Differential expression analysis
Last updated on 2023-09-12 | Edit this page
Estimated time 105 minutes
Overview
Questions
- What are the steps performed in a typical differential expression analysis?
- How does one interpret the output of DESeq2?
Objectives
- Explain the steps involved in a differential expression analysis.
- Explain how to perform these steps in R, using DESeq2.

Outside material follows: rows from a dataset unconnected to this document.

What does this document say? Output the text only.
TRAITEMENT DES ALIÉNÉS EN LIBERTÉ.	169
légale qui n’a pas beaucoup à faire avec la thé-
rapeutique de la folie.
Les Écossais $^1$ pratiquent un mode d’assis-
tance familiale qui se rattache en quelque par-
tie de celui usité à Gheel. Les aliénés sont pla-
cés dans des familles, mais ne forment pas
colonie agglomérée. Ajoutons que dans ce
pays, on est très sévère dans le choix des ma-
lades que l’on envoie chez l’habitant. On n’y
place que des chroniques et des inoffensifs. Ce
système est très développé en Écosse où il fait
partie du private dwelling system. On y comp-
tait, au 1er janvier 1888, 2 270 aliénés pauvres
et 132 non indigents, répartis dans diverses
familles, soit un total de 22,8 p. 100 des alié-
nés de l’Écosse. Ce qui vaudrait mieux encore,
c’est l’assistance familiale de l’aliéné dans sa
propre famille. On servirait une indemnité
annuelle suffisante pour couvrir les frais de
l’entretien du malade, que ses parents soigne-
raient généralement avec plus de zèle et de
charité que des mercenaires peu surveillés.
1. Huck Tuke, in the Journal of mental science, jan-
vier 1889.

Differential expression inference
A major goal of RNA-seq data analysis is the quantification and statistical inference of systematic changes between experimental groups or conditions (e.g., treatment vs. control, timepoints, tissues). This is typically performed by identifying genes with differential expression pattern using between- and within-condition variability and thus requires biological replicates (multiple sample of the same condition). Multiple software packages exist to perform differential expression analysis. Comparative studies have shown some concordance of differentially expressed (DE) genes, but also variability between tools with no tool consistently outperforming all others (see Soneson and Delorenzi, 2013). In the following we will explain and conduct differential expression analysis using the DESeq2 software package. The edgeR package implements similar methods following the same main assumptions about count data. Both packages show a general good and stable performance with comparable results.
The DESeqDataSet
To run DESeq2
we need to represent our count data as
object of the DESeqDataSet
class. The
DESeqDataSet
is an extension of the
SummarizedExperiment
class (see section Importing and annotating quantified data
into R ) that stores a design formula in addition to the
count assay(s) and feature (here gene) and sample metadata. The
design formula expresses the variables which will be used in
modeling. These are typically the variable of interest (group variable)
and other variables you want to account for (e.g., batch effect
variables). A detailed explanation of design formulas and
related design matrices will follow in the section about extra exploration of design matrices.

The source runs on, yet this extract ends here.